Приходила мамка, садилась за стол большой дубовый, клала руки свои белые на стол, а голову на руки. Заходили сзади Маня с Клашкой, старшие девочки, и руками своими молодыми проворными расплетали косы ее русые, длинные, у корней чуть седые уже не по возрасту, по утрате своей и жизни непростой.
Работу, что Клаша с Маней оставляли, три другие, что помладше – Люда, Вера и Галя, – быстро с ней справлялись: вмиг посуду перемыть, стол заново накрыть и по тарелкам, что Бог сегодня послал, разложить. Бывало, ничего не посылал. Ну так чай пили с травами, которые летом всей семьей собирали и под потолок вешали. Вкусный чай-то бывал, сладкий и горький от трав полевых. Две маленькие, что на лицо будто одна, Нина с Лизаветой ластиться да целоваться приходили, от поцелуев сладких которых вся усталость материнская проходила.

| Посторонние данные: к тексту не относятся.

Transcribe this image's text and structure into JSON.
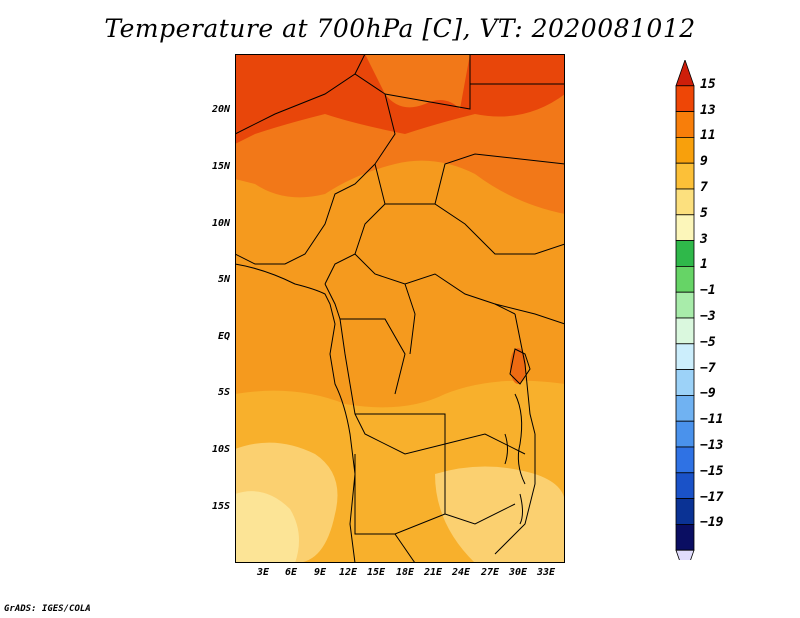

Ну и, наконец, скромный до всех, последним с печки слезал Иннокентий, пятилетний сынок Марусин, которого в доме Кулей звали. Так его еще отец назвал в честь деда своего, а Кулей по-доброму кликал, потому как последний раз сына видел, когда его в кульке ему показали, будто пирожка. Так все его и стали привечать, по-доброму смеясь и радуясь. Куля обычно хмурился: в душе ему ни первое, ни второе имечко никак не оседали, но при людях не отнекивался, отзывался, раз отец так назвал – значит, хорошее имя, плохое б не дал.
Слезал с печки и к маме шел, медленно и нерасторопно.
Уж больно маму любил, что как видел ее издалека – плакать хотелось, так прижаться желал. Но отродясь помнил мальчик, что девки вокруг; мало ли что сестры – все равно бабы, нельзя, знал, слабеньким быть и выказывать слабость свою. Мало ли напасть какая, он один в семье мужик, только дай смолоду слабости разок выйти! Пару раз по неразумности дал, так такие ручьи слез вылились, самому страшно было, что в нем мокрости столько. И понял он, мокрость – тоже девка, нельзя ее расстраивать. Поэтому шагал медленно, чтоб не растрясти болото это.